Милый мой, дорогой Количка, ты не сердись за портрет[149], он еще, кажется, серьезнее будет, потому я в то время снимала, когда ты прислал мне свое письмо[150]. Ну как же мне было улыбнуться, когда я только и думала, что мне делать остается. Я оттого и не хотела посылать тебе, потому что тут снят еще сердитее. Все-таки посылаю тебе, но только не медальон, потому что стоит гораздо дороже. А так как я этот футлярчик достала с уступкою, и тогда я еще думала, когда ты пришлешь мне мой потрет, так я тебе пошлю теперешний, но так как ты называешь своим Kindchen und Liebchen[151], так я все с радостию забыла.
Ты пишешь, чтобы прислать тебе твой шарф, я его нигде не нашла, а у меня ведь ты не оставлял. Если хочешь, я куплю тебе, который будет теплее. Насчет Шарлотты К[арловны]: квартиры я не знаю, как тебе сказать, есть у ней и дорогие и дешевые комнаты. Ты бы мог вместе с Миха[йловским] взять одну большую комнату, которая будет на улице окны, а маленькие комнаты – на дворе окошки, немного побольше, чем твоя комната у Дм[итрия] Д[олинского][152]. И стоит 10 рублей сер[ебром] [с] мебелью. Там две комнаты точно так же, как у Глама [153], только оба одинаковы и третья. Можно Мих[айловского], а если ты хочешь, можете оба вместе быть в одной комнате.
Милый Количка, я забыла тебе поблагодарить, я получила все три твои письма. Я так и ждала, и теперь я совершенно спокойна.
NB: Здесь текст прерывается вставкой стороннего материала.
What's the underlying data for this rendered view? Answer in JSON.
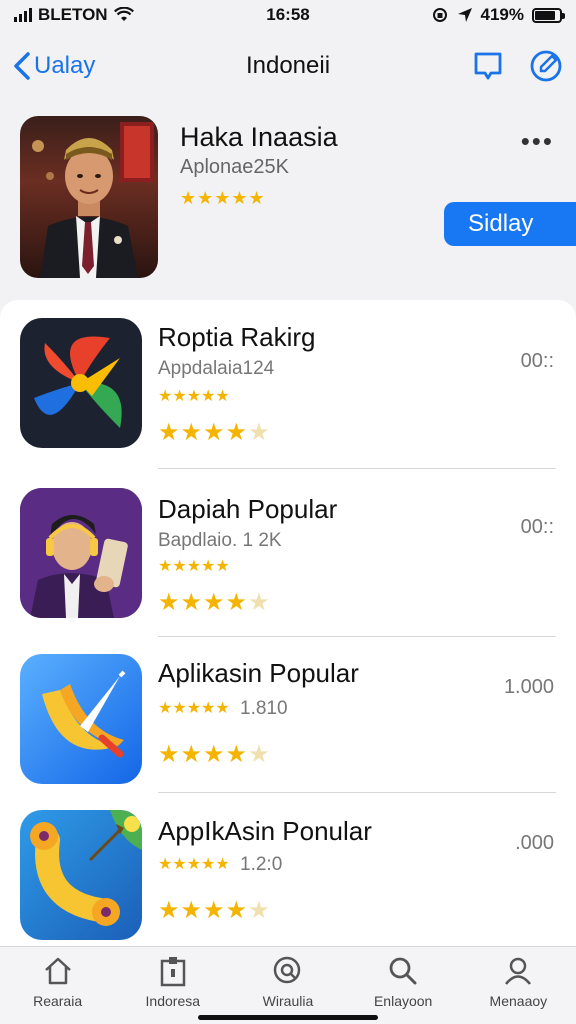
{
  "status": {
    "carrier": "BLETON",
    "time": "16:58",
    "battery": "419%"
  },
  "nav": {
    "back_label": "Ualay",
    "title": "Indoneii"
  },
  "featured": {
    "title": "Haka Inaasia",
    "subtitle": "Aplonae25K",
    "stars": "★★★★★",
    "more": "•••",
    "get_label": "Sidlay"
  },
  "apps": [
    {
      "name": "Roptia Rakirg",
      "sub": "Appdalaia124",
      "stars_small": "★★★★★",
      "stars_big": "★★★★",
      "right": "00::"
    },
    {
      "name": "Dapiah Popular",
      "sub": "Bapdlaio. 1 2K",
      "stars_small": "★★★★★",
      "stars_big": "★★★★",
      "right": "00::"
    },
    {
      "name": "Aplikasin Popular",
      "sub": "1.810",
      "stars_small": "★★★★★",
      "stars_big": "★★★★",
      "right": "1.000"
    },
    {
      "name": "AppIkAsin Ponular",
      "sub": "1.2:0",
      "stars_small": "★★★★★",
      "stars_big": "★★★★",
      "right": ".000"
    }
  ],
  "tabs": [
    {
      "label": "Rearaia",
      "icon": "home-icon"
    },
    {
      "label": "Indoresa",
      "icon": "clipboard-icon"
    },
    {
      "label": "Wiraulia",
      "icon": "search-circle-icon"
    },
    {
      "label": "Enlayoon",
      "icon": "search-icon"
    },
    {
      "label": "Menaaoy",
      "icon": "person-icon"
    }
  ],
  "colors": {
    "accent": "#1877f2",
    "star": "#f4b400"
  }
}
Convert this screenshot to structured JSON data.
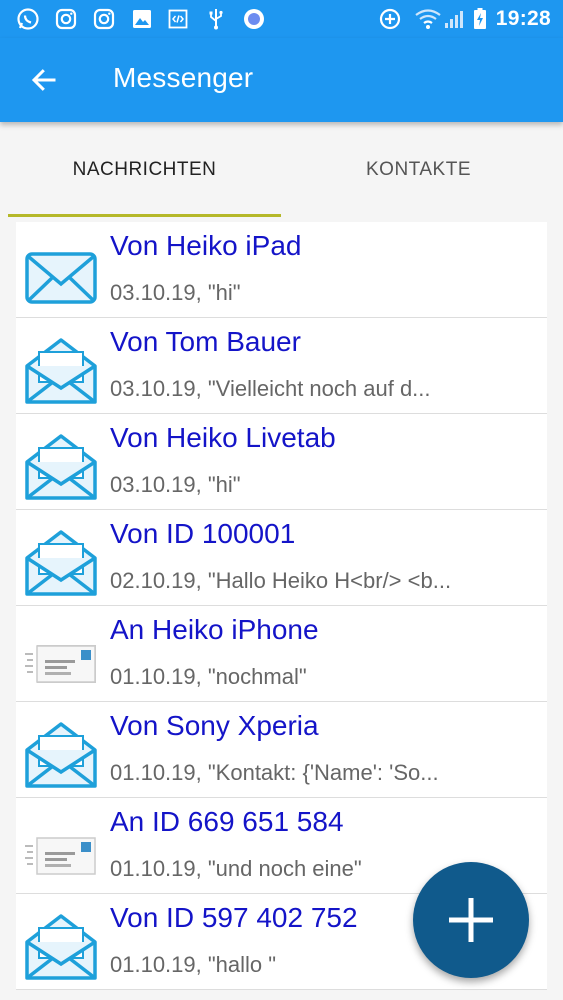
{
  "status_bar": {
    "time": "19:28",
    "icons": [
      "whatsapp-icon",
      "instagram-icon",
      "instagram-icon",
      "image-icon",
      "code-icon",
      "usb-icon",
      "circle-icon",
      "data-saver-icon",
      "wifi-icon",
      "signal-icon",
      "battery-charging-icon"
    ]
  },
  "app_bar": {
    "title": "Messenger",
    "back_icon": "arrow-back-icon",
    "color": "#1e97f0"
  },
  "tabs": [
    {
      "label": "NACHRICHTEN",
      "selected": true
    },
    {
      "label": "KONTAKTE",
      "selected": false
    }
  ],
  "accent": {
    "tab_indicator": "#b5b829",
    "title_text": "#1414c8",
    "fab": "#105a8c"
  },
  "messages": [
    {
      "title": "Von Heiko iPad",
      "preview": "03.10.19, \"hi\"",
      "icon": "envelope-closed-icon"
    },
    {
      "title": "Von Tom Bauer",
      "preview": "03.10.19, \"Vielleicht noch auf d...",
      "icon": "envelope-open-icon"
    },
    {
      "title": "Von Heiko Livetab",
      "preview": "03.10.19, \"hi\"",
      "icon": "envelope-open-icon"
    },
    {
      "title": "Von ID 100001",
      "preview": "02.10.19, \"Hallo Heiko H<br/> <b...",
      "icon": "envelope-open-icon"
    },
    {
      "title": "An Heiko iPhone",
      "preview": "01.10.19, \"nochmal\"",
      "icon": "sent-letter-icon"
    },
    {
      "title": "Von Sony Xperia",
      "preview": "01.10.19, \"Kontakt: {'Name': 'So...",
      "icon": "envelope-open-icon"
    },
    {
      "title": "An ID 669 651 584",
      "preview": "01.10.19, \"und noch eine\"",
      "icon": "sent-letter-icon"
    },
    {
      "title": "Von ID 597 402 752",
      "preview": "01.10.19, \"hallo \"",
      "icon": "envelope-open-icon"
    }
  ],
  "fab": {
    "icon": "plus-icon"
  }
}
Не думай меня встретить печальной. Напротив, буду весела и счастлива. Будь только ты спокоен и здоров. Посылаем тебе твое пальто[154]. Не простудись только, береги свое здоровье, хоть для меня или для своей Liebchen Therese[155] и приезжай поскорее, милый ангельчик. Прости меня за скверный почерк и за глупый смысл, а я право не могу писать много. С Мих[айловским] и с Дми[трием] Д[олинским] мы часто втроем гуляли. Теперь только нельзя еще, а будь самой на почте, а то, пожалуй, позабудут послать, милый
{[1 сл. по-немецки нрзб.]} deine Therese.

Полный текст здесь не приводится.